I definitely agree with the points listed in this entry! I enjoy hearing my classmates' work, and it does foster a sense of camaraderie between students. How many times has a non-pianist presented something written for piano and myself, Tim, and Aislinn have given each other a significant look when we see something impossible, difficult, or improperly-notated. Although, while our class wasn't overly large, if there had been a few more people I think it would have been difficult to get through everyone's pieces in every class. Overall, for an introductory course, I think that the pros far outweigh the cons. I think that fewer people would be encouraged to take 3100 if it were all individual instruction; to me at least, it would be much more intimidating, as I would feel like I needed to have some previous experience composing.

André McEvenue said...

It seems to me that there is much to be learned in this kind of a group environment. I think that developing critical skills is very important for all musicians, and encouraging people to provide honest feedback is certainly a challenge.

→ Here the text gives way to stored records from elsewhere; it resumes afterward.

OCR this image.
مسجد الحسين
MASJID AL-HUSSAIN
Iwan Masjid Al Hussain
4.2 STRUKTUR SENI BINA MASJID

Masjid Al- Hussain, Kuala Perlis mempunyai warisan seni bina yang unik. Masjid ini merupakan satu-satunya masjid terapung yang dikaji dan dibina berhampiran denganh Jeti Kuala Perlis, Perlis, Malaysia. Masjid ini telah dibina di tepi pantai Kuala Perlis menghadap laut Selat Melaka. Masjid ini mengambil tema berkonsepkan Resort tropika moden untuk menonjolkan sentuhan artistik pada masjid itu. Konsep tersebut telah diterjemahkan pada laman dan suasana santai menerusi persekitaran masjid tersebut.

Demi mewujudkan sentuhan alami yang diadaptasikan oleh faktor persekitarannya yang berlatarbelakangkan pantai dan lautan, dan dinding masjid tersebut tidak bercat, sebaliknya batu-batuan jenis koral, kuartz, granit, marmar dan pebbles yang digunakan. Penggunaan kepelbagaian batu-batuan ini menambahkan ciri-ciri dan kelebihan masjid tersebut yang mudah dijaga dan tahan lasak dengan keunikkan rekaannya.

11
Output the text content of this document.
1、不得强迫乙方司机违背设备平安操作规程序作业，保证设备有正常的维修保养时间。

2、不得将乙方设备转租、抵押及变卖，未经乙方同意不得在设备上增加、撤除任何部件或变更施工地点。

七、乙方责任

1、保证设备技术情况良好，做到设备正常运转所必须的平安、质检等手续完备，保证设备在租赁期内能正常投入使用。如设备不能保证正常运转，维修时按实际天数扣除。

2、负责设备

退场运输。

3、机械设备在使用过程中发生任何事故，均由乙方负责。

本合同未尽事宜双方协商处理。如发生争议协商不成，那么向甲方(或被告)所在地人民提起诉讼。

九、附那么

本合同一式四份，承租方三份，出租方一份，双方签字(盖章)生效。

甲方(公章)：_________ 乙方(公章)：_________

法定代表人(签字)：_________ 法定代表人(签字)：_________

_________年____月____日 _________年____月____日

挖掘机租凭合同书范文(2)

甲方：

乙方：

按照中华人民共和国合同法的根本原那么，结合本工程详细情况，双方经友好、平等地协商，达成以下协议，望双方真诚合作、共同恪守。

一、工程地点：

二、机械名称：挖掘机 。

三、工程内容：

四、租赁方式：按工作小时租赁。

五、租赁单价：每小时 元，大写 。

Although there is less time for individual feedback, I feel that this is made up for by observing the problems that are addressed in class in other's compositions as well as my own. This provided me a much broader exposure to common compositional problems in a shorter time. I would likely have encountered many of these issues in the future regardless, and now I am prepared with tools and ideas to face these challenges.

Colin Bonner said...

I personally think group lessons, especially for Intro to Composition, are for the most part effective. What I found is that towards the beginning we all had similar sorts of problems and concerns depending on what we were trying to create in our compositions. We also got a sense the different compositional processes each individual experimented with. Sometimes I thought "great idea! I'll try it myself" while other times I thought the complete opposite. Although the majority of our class was new to composing, everyone still had very different tastes and styles making the feedback I received really helpful as it was often outside my sphere of thinking.
A huge problem for myself is showing anyone my work (whether compositions, performances, essays) but the classroom environment ripped me from my comfort zone. I eventually did start look foreword to showing the class my work, especially whenever I hit road-blocks or when I had a sense the composition was complete.
Learning in the class setting seemed comparable to learning from siblings, where you watch each other make mistakes and rather than naïvely making the same mistakes, you can choose to learn from someone else's experience.
This all being said, I've yet to have a 1-on-1 composition lesson but I'm sure they are also hugely positive experiences.

Hannah Wadman-Scanlan said...

I am of the belief that group work/ the sharing of music in composition class is very useful and helpful. I agree with all of your plusses. Firstly, I really like the feeling it creates of “we’re all in this together”. I’ve had moments where I’ve really struggled to finish or even begin projects as it feels too daunting, but I often feel much better after hearing that my classmates are in the same boat and we’re all there to help and encourage each other. It can also be a great source of inspiration, as you mentioned, perhaps in moments when we feel stuck and out of ideas. Hearing the compositions of others can give us ideas, such as a different texture or rhythm to try out. For me, hearing other people’s compositions also gives me an idea of what makes a “good composition” in my mind. For example, elements such as dynamics can make such a huge difference in a piece, however sometimes I won’t even realize it until I hear two students’ work, one with and one without dynamics. Perhaps one of the only other disadvantages that I can think of is the risk of comparing your work too closely to others. I think it’s important to have your own musical voice, and its important to recognize that your classmates work might not necessarily be better than yours, just different, and thats ok.